Although much of the brain's functional organization is genetically predetermined, it appears that some noninnate functions can come to depend on dedicated and segregated neural tissue, In this paper, we describe a series of experiments that have investigated the neural development and organization of one such noninnate function: letter recognition, Functional neuroimaging demonstrates that letter and digit recognition depend on different neural substrates in some literate adults, How could the processing of two stimulus categories that are distinguished solely by cultural conventions become segregated in the brain? One possibility is that correlation-based learning in the brain leads to a spatial organization in cortex that reflects the temporal and spatial clustering of letters with letters in the environment. Simulations confirm that environmental cooccurrence does indeed lead to spatial localization in a neural network that uses correlation- based learning, Furthermore, behavioral studies confirm one critical prediction of this co-occurrence hypothesis, namely, that subjects exposed to a visual environment in which letters and digits occur together rather than separately (postal workers who process letters and digits together in Canadian postal codes) do indeed show less behavioral evidence for segregated letter and digit processing.

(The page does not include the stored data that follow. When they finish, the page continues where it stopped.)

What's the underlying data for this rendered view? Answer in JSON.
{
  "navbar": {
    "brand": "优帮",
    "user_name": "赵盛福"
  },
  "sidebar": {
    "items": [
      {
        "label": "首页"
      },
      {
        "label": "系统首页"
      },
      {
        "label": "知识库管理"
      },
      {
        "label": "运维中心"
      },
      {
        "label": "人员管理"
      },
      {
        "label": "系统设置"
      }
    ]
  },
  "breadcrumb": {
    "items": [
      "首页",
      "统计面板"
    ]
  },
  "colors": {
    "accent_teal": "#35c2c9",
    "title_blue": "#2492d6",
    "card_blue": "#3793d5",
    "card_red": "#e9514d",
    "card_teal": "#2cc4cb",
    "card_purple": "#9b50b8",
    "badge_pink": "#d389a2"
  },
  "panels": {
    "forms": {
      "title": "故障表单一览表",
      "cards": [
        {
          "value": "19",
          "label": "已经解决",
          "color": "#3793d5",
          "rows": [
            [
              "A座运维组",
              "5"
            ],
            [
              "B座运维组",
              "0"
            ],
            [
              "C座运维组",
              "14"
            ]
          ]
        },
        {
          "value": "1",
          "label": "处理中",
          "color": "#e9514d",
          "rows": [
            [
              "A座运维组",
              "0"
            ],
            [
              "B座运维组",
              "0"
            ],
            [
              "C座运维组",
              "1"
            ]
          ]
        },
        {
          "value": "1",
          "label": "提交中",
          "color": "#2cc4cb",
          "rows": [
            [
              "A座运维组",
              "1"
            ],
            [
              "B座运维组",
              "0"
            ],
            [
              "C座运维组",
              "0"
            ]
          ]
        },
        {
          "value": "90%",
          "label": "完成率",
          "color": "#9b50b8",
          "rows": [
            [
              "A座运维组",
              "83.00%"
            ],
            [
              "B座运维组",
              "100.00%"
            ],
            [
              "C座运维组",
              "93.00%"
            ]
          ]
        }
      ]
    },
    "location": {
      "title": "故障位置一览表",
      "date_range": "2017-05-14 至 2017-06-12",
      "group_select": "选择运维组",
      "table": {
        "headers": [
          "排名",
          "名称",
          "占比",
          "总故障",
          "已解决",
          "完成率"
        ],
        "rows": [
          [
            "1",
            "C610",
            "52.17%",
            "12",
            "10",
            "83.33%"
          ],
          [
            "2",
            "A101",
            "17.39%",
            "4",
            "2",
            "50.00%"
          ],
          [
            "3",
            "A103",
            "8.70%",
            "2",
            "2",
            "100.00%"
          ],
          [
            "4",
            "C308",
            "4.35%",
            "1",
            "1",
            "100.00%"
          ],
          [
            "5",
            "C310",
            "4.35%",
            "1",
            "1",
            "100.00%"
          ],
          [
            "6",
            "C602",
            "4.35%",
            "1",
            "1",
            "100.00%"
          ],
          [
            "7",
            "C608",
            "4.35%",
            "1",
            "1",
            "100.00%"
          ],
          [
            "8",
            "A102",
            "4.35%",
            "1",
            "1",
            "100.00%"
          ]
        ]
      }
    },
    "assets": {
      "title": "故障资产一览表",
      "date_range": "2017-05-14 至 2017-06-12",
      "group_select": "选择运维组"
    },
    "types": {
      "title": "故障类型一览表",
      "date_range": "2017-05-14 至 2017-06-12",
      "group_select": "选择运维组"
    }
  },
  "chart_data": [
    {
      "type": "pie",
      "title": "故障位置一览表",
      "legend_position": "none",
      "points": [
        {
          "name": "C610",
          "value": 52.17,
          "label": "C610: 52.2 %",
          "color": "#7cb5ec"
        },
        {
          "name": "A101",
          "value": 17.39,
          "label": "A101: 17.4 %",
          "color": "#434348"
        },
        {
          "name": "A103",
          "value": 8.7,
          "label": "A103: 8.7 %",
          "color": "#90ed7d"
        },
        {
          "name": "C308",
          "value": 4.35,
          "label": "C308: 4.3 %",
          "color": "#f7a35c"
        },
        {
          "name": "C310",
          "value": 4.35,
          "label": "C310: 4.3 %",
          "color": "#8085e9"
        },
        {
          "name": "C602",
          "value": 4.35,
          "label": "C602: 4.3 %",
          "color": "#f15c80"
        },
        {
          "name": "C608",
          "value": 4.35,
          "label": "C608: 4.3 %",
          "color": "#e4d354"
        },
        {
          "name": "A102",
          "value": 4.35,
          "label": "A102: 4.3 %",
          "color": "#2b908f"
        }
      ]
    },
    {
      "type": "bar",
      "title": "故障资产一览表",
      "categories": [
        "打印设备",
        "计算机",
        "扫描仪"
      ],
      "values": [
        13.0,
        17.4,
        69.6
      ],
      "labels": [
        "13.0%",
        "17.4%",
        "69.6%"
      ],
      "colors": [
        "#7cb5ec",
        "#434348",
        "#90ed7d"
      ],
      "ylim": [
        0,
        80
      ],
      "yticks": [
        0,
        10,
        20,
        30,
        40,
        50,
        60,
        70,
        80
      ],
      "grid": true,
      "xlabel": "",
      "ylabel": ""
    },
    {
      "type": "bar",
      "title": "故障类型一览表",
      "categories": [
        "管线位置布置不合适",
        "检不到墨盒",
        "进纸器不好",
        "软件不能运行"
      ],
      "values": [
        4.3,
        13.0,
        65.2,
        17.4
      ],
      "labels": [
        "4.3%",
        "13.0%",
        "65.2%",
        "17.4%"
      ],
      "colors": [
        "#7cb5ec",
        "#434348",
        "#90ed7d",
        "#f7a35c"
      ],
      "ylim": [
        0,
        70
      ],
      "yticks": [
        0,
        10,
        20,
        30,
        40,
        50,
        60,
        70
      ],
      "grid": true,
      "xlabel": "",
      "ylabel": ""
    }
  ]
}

Saksida, L.M. (1999) Effects of similarity and experience on discrimination learning: A nonassociative connectionist model of perceptual learning. Journal of Experimental Psychology-Animal Behavior Processes, 25, 308-323.

This article describes a novel connectionist model of perceptual learning (PL) that provides a mechanism for nonassociative differentiation (J. J. Gibson & E. J. Gibson, 1955). The model begins with the assumption that 2 processes-1 that decreases associability and 1 that increases discriminability-operate during preexposure (S. Champ & G. Hall, 1981). In contrast to other models (e.g., I. P. L. McLaren, H. Kaye, & N. J. Mackintosh, 1989), in the current model the mechanisms for these processes are compatible with a configural model of associative learning. A set of simulations demonstrates that the present model can account for critical PL phenomena such as exposure learning and effects of similarity on discrimination. It is also shown that the model can explain the paradoxical result that preexposure to stimuli can either facilitate or impair subsequent discrimination learning. Predictions made by the model are discussed in relation to extant theories of PL.